Direct Instruction may not be rocket science but it is effective
TEACHERS should be teachers, not facilitators, when it comes to educating schoolchildren.
NOEL Pearson may not be an educationalist by training but when it comes to his advocacy of Direct Instruction and knowledge about what best works in the classroom, he outshines most academics in teacher training institutes and universities.
Since the late 1960s and early 70s, beginning teachers have been taught that more formal, structured and teacher-directed models of classroom interaction are outdated and ineffective.
In the jargon much loved by academics, teachers are called on to be facilitators and guides by the side. Whether associated with what was known as child-centred learning, or its more recent cousin, personalised learning, the assumption is that children must take control and direct their own learning.
Open classrooms, children working in groups, teachers no longer standing at the front of the room and lots of noise and activity are all manifestations of this progressive and new-age model of classroom interaction.
Memorisation and rote learning are condemned as drill and kill, whole language, where beginning readers are told to look and guess and phonics and phonemic awareness go out the window, reigns supreme and mental arithmetic and reciting poetry are obsolete.
There's only one problem: what has become the current orthodoxy in teacher education is the least-effective and most costly in terms of energy and time. Best illustrated by a US study titled Project Follow Through that evaluated various models ranging from child-centred to teacher-directed, the most successful method of teaching is Direct Instruction.
The more traditional approach involves carefully structured, highly focused lessons where teachers are in control, where children are given a clear and succinct idea of what needs to be mastered and where there is immediate feedback.
When detailing the results of Project Follow Through, the Australian Council for Educational Research's Rhonda Farkota writes: "Student-directed learning had consistently more negative outcomes than those achieved in traditional education on all measures of basic skills, cognitive development, and self-esteem."
The University of Melbourne's John Hattie, in his analysis of what most influences student learning, also places Direct Instruction highly. Hattie notes that the prevailing fashion in teacher education departments is to undervalue Direct Instruction in favour of more politically correct options such as personalised learning.
John Sweller, an academic at the University of NSW specialising in how children best learn, also supports Direct Instruction when he writes: "Information should always be presented in direct rather than indirect form. This principle applies equally to all educational contexts but flies in the face of much educational theory of the last few decades".
That Direct Instruction is so successful stands to reason. Children, especially boys, need a structured, orderly environment where there are clear guidelines about what needs to be accomplished and where there is immediate feedback.
In order to be creative and to master higher-order skills, children first need to learn the basics so that they become automatic. Repetition and rote learning are necessary, especially in areas such as reading, where those children who have been taught to look and guess quickly become frustrated.

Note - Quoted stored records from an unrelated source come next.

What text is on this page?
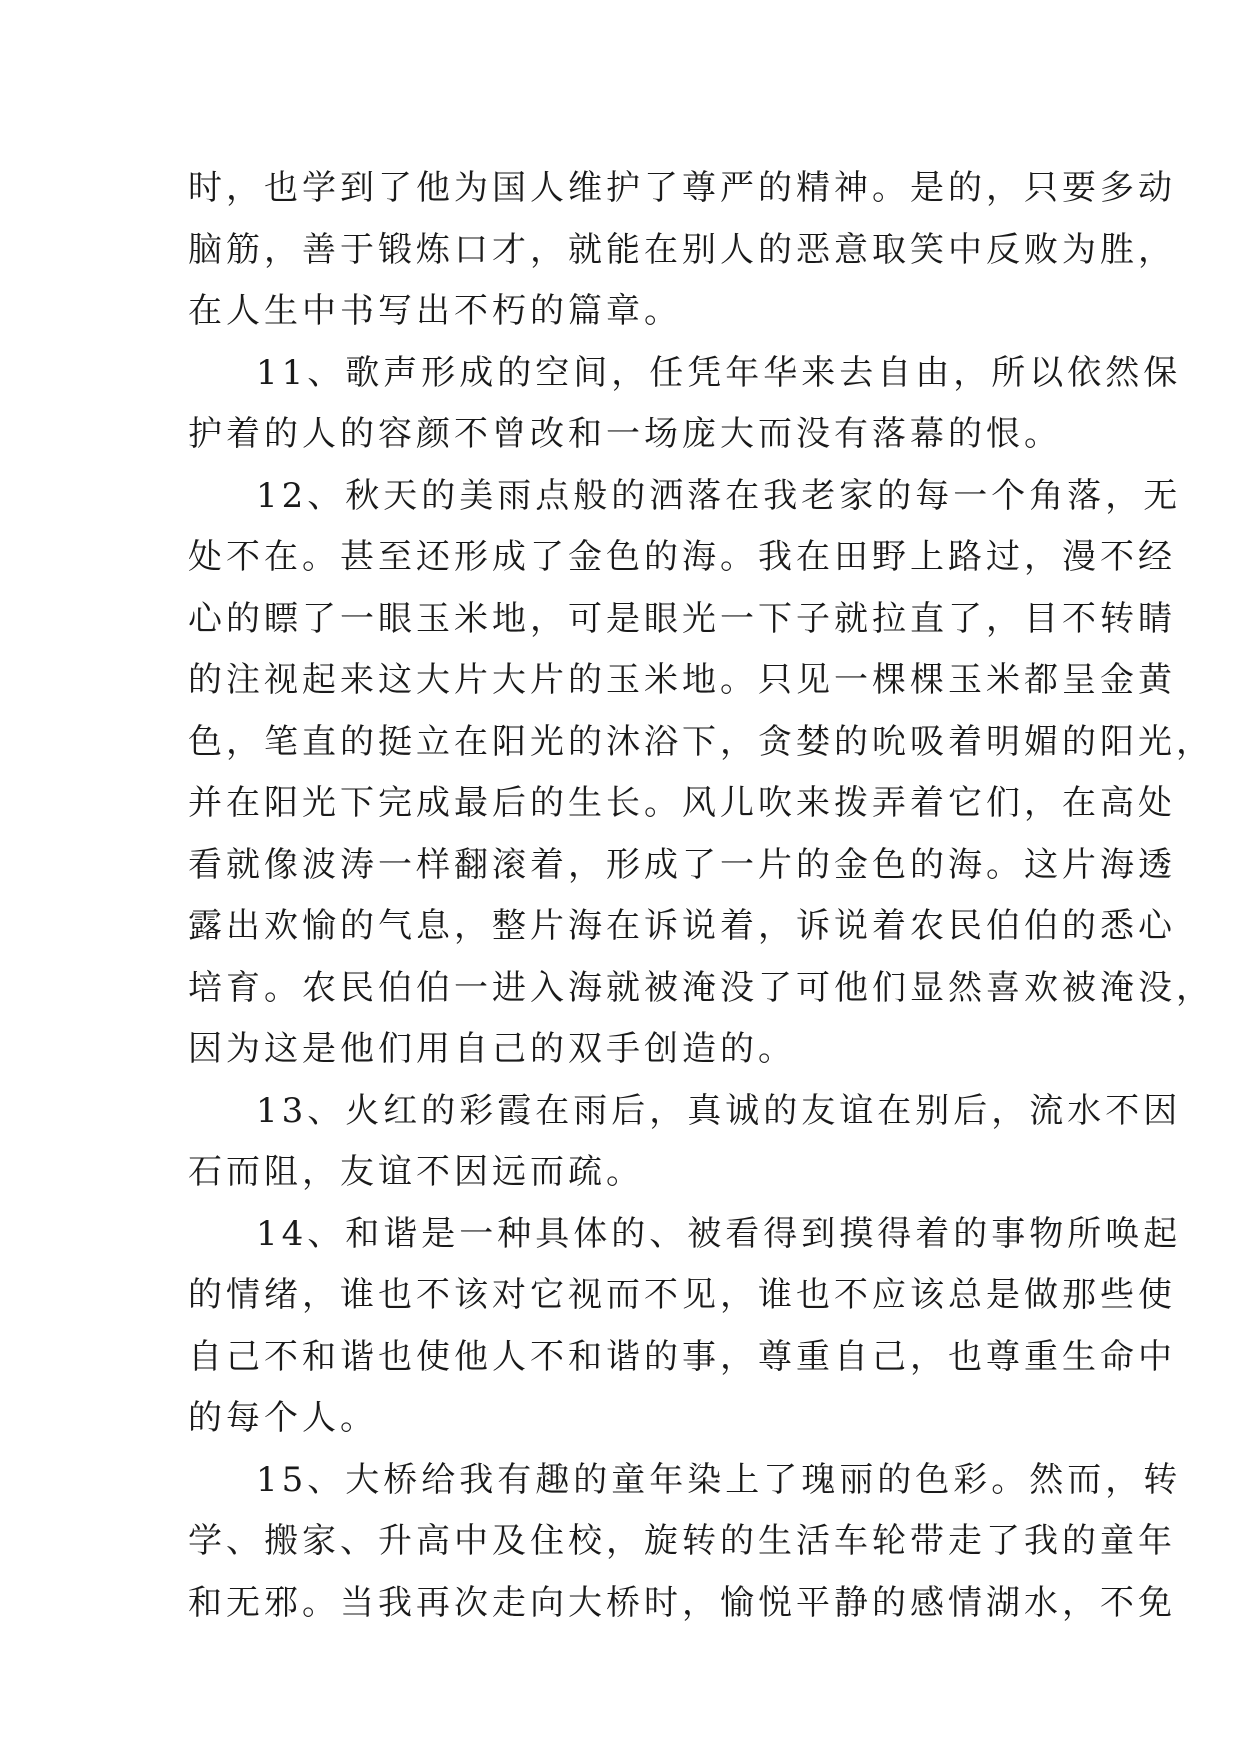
时，也学到了他为国人维护了尊严的精神。是的，只要多动
脑筋，善于锻炼口才，就能在别人的恶意取笑中反败为胜，
在人生中书写出不朽的篇章。
11、歌声形成的空间，任凭年华来去自由，所以依然保
护着的人的容颜不曾改和一场庞大而没有落幕的恨。
12、秋天的美雨点般的洒落在我老家的每一个角落，无
处不在。甚至还形成了金色的海。我在田野上路过，漫不经
心的瞟了一眼玉米地，可是眼光一下子就拉直了，目不转睛
的注视起来这大片大片的玉米地。只见一棵棵玉米都呈金黄
色，笔直的挺立在阳光的沐浴下，贪婪的吮吸着明媚的阳光，
并在阳光下完成最后的生长。风儿吹来拨弄着它们，在高处
看就像波涛一样翻滚着，形成了一片的金色的海。这片海透
露出欢愉的气息，整片海在诉说着，诉说着农民伯伯的悉心
培育。农民伯伯一进入海就被淹没了可他们显然喜欢被淹没，
因为这是他们用自己的双手创造的。
13、火红的彩霞在雨后，真诚的友谊在别后，流水不因
石而阻，友谊不因远而疏。
14、和谐是一种具体的、被看得到摸得着的事物所唤起
的情绪，谁也不该对它视而不见，谁也不应该总是做那些使
自己不和谐也使他人不和谐的事，尊重自己，也尊重生命中
的每个人。
15、大桥给我有趣的童年染上了瑰丽的色彩。然而，转
学、搬家、升高中及住校，旋转的生活车轮带走了我的童年
和无邪。当我再次走向大桥时，愉悦平静的感情湖水，不免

Open classrooms, where children have the freedom to move around, direct their own learning and teachers act as guides by the side, are ineffective, noisy and create an environment where busy work is often confused with constructive and essential learning.

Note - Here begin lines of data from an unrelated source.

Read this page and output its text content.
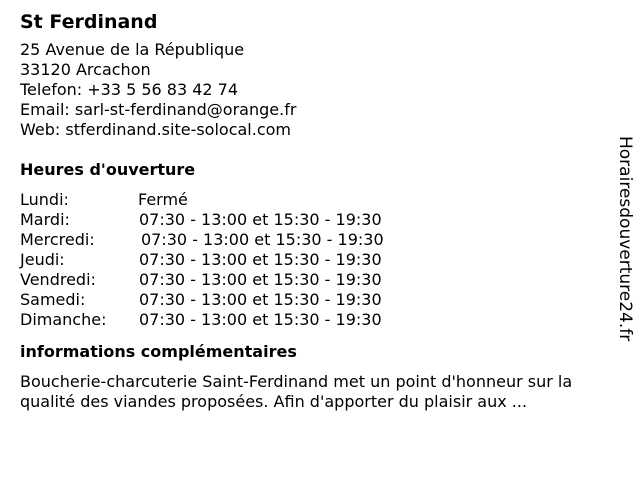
St Ferdinand
25 Avenue de la République
33120 Arcachon
Telefon: +33 5 56 83 42 74
Email: sarl-st-ferdinand@orange.fr
Web: stferdinand.site-solocal.com
Heures d'ouverture
Lundi:	Fermé
Mardi:	07:30 - 13:00 et 15:30 - 19:30
Mercredi:	07:30 - 13:00 et 15:30 - 19:30
Jeudi:	07:30 - 13:00 et 15:30 - 19:30
Vendredi:	07:30 - 13:00 et 15:30 - 19:30
Samedi:	07:30 - 13:00 et 15:30 - 19:30
Dimanche:	07:30 - 13:00 et 15:30 - 19:30
informations complémentaires
Boucherie-charcuterie Saint-Ferdinand met un point d'honneur sur la qualité des viandes proposées. Afin d'apporter du plaisir aux ...
Horairesdouverture24.fr
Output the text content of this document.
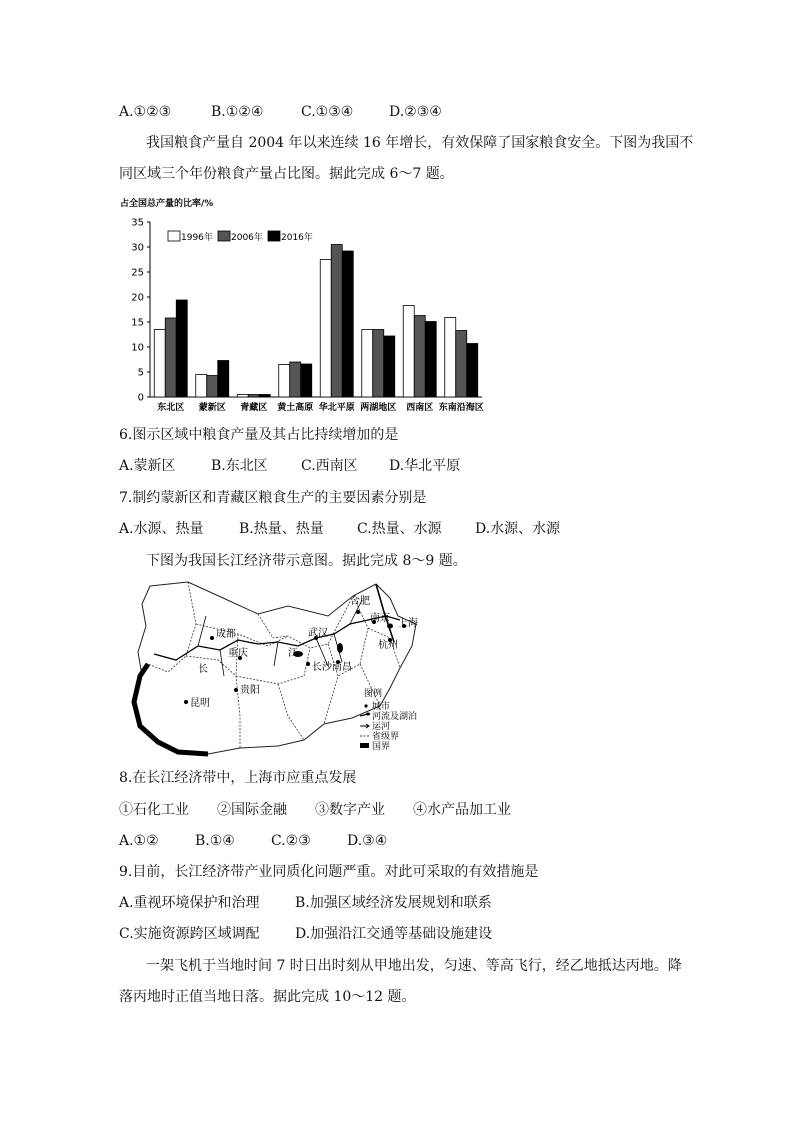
A.①②③	B.①②④	C.①③④	D.②③④
我国粮食产量自 2004 年以来连续 16 年增长，有效保障了国家粮食安全。下图为我国不
同区域三个年份粮食产量占比图。据此完成 6～7 题。
占全国总产量的比率/%
0
5
10
15
20
25
30
35
东北区 蒙新区 青藏区 黄土高原 华北平原 两湖地区 西南区 东南沿海区
1996年 2006年 2016年
6.图示区域中粮食产量及其占比持续增加的是
A.蒙新区	B.东北区 C.西南区 D.华北平原
7.制约蒙新区和青藏区粮食生产的主要因素分别是
A.水源、热量	B.热量、热量 C.热量、水源 D.水源、水源
下图为我国长江经济带示意图。据此完成 8～9 题。
合肥
南京 上海
武汉
杭州
成都
重庆
长沙 南昌
贵阳
昆明
长
江
图例
城市
河流及湖泊
运河
省级界
国界
8.在长江经济带中，上海市应重点发展
①石化工业 ②国际金融 ③数字产业 ④水产品加工业
A.①②	B.①④	C.②③	D.③④
9.目前，长江经济带产业同质化问题严重。对此可采取的有效措施是
A.重视环境保护和治理	B.加强区域经济发展规划和联系
C.实施资源跨区域调配	D.加强沿江交通等基础设施建设
一架飞机于当地时间 7 时日出时刻从甲地出发，匀速、等高飞行，经乙地抵达丙地。降
落丙地时正值当地日落。据此完成 10～12 题。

That Australia's teacher training academics largely ignore the research proving the benefits of Direct Instruction should not surprise. Many, such as the Queensland University of Technology's Allan Luke, have made a career out of the new pedagogies and they have a vested interest in maintaining the status quo.
It's also the case, given the cultural Left's control of teacher education, that academics favour what they consider to be a more empowering and liberating model of classroom interaction where teachers, instead of being authority figures, are reduced to being one learner among many. As noted by Jennifer Buckingham when detailing why the education establishment refuses to acknowledge the central role of a phonics and phonemic awareness model of teaching early reading, many educators prefer misguided theory to evidence-based research.
One of the defining characteristics of Julia Gillard's education revolution is its statist, one-size-fits-all approach in areas such as a national curriculum and national teacher certification and training. Increasingly, such initiatives are linked to funding and, as a result, schools will have no choice but to implement head office dictates.
One hopes that Pearson and the Cape York Aboriginal Academy at Aurukun have the ability and resources to escape such a fate and to continue embracing Direct Instruction. Their students deserve no less.
Kevin Donnelly is director of Education Standards Institute and author of Educating Your Child: It's Not Rocket Science.